Sei
falar apenas de alegrias e tristezas derradeiras. Adoro somente o que
se revela sem reserva, sem compromisso ou reticência. Acaso podemos
encontrar isto fora das tensões e convulsões supremas, da loucura
do fim, da embriaguez e excitação dos últimos momentos? Tudo isto
não é derradeiro? O que é então a ansiedade do nada senão a
alegria perversa das últimas tristezas, o amor exaltado da
eternidade do vazio e do provisório da existência? Esta existência
seria para nós somente um exilo e o vazio uma pátria?
Devo
combater-me, voltar-me contra o meu destino, destruir todos os
obstáculos à minha transfiguração. Somente deve subsistir meu
desejo extremo de trevas e de luz. Que cada um dos meus passos seja
um triunfo ou um colapso, um surto ou um fracasso. Que a vida cresça
e morra em mim numa alternância relampejante. Que nada do cálculo
mesquinho nem da visão racional das existências ordinárias venha
comprometer as volúpias e os suplícios do meu caos, as trágicas
delícias das minhas alegrias e desesperos derradeiros.
Sobreviver
às tensões orgânicas e aos estados de alma dos confins, eis um
signo de imbecilidade - não de resistência. Para quê serve um
retorno à insipidez da existência? Não é somente após a
experiência do nada que a sobrevida aparece-me como um non-sense,
mas também após o paroxismo da volúpia. Eu jamais entenderei por
que ninguém se suicida em pleno orgasmo ou por que a sobrevida não
lhe parece insípida e vulgar. Este frisson tão intenso, ainda que
bastante breve, deveria consumir nosso ser numa fração de segundo.

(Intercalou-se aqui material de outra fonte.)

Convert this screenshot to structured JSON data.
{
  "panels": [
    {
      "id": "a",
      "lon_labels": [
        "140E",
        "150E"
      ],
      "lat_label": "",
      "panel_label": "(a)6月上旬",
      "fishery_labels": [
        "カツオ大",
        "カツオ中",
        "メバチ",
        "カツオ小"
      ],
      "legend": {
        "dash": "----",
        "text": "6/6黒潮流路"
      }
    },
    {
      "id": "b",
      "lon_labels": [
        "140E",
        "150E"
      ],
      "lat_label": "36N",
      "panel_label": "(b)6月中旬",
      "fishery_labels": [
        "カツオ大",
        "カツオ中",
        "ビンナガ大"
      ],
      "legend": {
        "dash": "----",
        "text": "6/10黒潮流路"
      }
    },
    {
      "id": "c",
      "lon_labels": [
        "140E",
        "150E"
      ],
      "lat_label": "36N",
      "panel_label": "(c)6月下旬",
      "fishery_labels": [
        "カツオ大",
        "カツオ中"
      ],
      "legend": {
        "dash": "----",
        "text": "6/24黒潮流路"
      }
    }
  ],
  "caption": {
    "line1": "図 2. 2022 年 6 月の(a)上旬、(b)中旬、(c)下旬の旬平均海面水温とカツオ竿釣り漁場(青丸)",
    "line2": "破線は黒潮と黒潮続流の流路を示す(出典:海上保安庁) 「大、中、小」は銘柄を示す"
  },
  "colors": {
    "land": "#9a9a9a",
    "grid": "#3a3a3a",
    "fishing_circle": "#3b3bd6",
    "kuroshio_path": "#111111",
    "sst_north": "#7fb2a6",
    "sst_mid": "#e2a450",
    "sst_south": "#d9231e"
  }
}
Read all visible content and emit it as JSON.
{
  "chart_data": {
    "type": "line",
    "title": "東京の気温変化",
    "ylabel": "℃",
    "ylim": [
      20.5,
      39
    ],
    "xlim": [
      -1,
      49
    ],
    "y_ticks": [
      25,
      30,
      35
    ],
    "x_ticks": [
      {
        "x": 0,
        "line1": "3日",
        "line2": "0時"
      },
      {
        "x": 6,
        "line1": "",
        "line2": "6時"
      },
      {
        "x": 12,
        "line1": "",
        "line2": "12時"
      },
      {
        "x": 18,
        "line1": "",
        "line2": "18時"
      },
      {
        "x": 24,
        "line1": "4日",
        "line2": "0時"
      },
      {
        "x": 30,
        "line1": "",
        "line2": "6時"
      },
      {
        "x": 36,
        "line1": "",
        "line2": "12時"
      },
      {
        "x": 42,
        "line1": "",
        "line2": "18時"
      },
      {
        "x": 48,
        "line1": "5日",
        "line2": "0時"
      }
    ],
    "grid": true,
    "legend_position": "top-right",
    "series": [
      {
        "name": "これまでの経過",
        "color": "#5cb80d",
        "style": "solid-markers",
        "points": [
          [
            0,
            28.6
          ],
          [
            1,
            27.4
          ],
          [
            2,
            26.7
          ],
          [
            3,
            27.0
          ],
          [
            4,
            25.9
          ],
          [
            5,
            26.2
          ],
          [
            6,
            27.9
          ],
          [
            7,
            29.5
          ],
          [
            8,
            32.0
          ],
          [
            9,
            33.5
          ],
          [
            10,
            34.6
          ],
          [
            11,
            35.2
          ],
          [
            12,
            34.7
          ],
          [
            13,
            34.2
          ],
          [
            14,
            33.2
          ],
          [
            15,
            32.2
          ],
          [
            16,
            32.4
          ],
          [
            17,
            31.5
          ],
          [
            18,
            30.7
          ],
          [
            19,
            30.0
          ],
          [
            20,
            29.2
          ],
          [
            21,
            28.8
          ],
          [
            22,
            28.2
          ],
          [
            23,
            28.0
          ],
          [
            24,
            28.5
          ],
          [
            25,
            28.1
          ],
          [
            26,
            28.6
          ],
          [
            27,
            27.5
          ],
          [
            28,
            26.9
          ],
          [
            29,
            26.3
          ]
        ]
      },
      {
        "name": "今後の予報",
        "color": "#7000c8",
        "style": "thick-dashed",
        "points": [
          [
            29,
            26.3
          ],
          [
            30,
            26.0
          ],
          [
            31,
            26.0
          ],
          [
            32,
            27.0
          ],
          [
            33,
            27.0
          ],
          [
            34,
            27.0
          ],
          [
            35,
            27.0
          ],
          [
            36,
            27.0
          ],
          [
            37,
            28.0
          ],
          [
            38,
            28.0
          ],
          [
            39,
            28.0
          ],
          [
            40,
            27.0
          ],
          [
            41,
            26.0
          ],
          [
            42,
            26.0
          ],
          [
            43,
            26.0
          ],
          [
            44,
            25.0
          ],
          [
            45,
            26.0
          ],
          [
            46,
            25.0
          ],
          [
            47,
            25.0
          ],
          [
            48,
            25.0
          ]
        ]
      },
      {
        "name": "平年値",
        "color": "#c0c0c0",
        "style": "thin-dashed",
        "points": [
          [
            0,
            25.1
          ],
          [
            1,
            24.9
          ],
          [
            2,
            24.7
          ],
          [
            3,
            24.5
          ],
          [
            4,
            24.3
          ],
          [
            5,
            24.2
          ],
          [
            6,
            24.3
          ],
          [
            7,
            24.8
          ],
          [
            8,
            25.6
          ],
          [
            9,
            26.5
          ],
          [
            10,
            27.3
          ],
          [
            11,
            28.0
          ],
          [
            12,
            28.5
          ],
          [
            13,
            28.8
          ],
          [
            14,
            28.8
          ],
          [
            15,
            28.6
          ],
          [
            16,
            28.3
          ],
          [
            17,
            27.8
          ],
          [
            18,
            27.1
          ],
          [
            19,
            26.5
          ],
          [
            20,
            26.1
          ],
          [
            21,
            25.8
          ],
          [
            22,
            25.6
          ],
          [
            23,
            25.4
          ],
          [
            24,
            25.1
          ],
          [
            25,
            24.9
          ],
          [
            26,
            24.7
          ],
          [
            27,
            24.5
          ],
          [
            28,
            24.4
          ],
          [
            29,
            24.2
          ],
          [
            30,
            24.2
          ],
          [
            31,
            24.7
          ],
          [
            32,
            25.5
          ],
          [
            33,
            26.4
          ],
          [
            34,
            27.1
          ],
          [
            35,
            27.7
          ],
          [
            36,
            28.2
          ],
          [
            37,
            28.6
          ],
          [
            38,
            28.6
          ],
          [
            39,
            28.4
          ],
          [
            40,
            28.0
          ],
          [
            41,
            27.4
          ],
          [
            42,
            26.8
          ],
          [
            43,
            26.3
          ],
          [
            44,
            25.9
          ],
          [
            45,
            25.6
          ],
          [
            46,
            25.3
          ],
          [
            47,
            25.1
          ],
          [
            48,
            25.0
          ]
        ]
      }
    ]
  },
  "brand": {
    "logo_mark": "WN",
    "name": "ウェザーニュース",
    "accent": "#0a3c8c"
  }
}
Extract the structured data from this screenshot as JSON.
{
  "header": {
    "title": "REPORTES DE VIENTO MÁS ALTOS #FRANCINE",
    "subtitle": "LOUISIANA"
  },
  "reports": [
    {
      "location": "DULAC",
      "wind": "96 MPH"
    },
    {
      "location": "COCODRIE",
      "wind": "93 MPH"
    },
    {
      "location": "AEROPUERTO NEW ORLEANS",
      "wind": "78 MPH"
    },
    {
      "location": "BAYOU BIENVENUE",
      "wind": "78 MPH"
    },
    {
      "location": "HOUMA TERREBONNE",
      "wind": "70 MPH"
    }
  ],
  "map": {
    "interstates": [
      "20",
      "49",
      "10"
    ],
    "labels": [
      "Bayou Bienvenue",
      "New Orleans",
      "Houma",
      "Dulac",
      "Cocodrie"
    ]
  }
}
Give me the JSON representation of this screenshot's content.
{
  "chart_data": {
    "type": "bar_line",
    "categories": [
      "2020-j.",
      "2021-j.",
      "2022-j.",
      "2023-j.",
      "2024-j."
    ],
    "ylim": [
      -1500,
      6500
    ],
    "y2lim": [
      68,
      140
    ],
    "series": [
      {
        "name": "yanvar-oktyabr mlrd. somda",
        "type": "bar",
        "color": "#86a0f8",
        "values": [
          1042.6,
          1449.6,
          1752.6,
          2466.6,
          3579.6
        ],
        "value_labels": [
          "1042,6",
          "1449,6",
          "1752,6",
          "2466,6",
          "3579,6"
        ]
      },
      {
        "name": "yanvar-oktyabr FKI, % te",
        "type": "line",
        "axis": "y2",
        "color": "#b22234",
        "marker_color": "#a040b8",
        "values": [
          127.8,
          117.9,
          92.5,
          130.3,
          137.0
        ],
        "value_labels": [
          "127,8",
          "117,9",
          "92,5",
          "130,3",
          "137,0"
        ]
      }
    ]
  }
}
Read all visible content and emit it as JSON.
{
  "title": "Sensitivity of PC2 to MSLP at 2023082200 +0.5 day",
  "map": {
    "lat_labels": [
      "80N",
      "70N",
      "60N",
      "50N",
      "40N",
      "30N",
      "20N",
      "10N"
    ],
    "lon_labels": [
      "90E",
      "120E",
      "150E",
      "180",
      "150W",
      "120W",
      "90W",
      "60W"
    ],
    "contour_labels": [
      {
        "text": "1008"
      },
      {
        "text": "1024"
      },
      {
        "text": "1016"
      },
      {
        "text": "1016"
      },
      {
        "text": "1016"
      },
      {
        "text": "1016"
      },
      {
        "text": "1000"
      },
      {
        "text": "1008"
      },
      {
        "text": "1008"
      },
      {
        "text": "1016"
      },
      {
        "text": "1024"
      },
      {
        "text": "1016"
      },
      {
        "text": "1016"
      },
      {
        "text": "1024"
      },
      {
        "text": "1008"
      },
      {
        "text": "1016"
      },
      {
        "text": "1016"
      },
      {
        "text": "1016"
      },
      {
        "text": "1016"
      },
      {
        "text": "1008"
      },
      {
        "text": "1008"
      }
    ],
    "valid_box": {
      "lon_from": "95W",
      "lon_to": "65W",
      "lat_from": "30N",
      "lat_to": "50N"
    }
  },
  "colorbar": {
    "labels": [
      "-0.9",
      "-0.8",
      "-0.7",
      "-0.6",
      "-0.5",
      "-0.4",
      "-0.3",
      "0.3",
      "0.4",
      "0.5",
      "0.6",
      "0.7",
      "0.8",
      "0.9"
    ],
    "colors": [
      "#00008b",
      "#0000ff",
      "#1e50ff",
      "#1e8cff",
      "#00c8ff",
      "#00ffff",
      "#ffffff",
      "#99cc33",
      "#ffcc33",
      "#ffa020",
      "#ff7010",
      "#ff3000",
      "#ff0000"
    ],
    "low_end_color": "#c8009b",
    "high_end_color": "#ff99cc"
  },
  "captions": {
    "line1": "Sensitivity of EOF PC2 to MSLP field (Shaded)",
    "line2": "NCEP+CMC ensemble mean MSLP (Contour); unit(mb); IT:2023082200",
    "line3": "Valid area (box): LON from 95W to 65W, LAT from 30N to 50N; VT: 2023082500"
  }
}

Ou ainda, uma vez que ele não nos mata, por que nós mesmos não nos
matamos? Existem tantas formas de morrer... Ninguém teve,
entretanto, coragem bastante - ou originalidade - para escolher um
fim que, sem ser menos radical do que os outros, teria a vantagem de
nos lançar no nada em pleno regozijo. Por que evitar tais vias? Uma
mera fagulha de assustadora lucidez seria o suficiente, no auge do
inevitável desmaio, para que a morte, nestes momentos, não
aparecesse mais como ilusão.
Se
os homens chegassem um dia a não mais suportar a monotonia ou a
vulgaridade da existência, toda experiência extrema tornar-se-ia um
motivo para o suicídio. A impossibilidade de sobreviver a uma
exaltação excepcional esvaziará a existência. Ninguém mais
surpreender-se-á que se possa questionar sobre a possibilidade de
continuar ou não a viver após ter escutado certas sinfonias ou
contemplado uma paisagem única.
A
tragédia do homem, animal exilado na existência, detém-se no fato
de que ele não pode se satisfazer com os dados e valores da vida.
Para o animal, a vida é tudo; para o homem, ela é um ponto de
interrogação. Ponto de interrogação definitivo, pois o homem
nunca recebeu (nem receberá) uma resposta para as suas perguntas.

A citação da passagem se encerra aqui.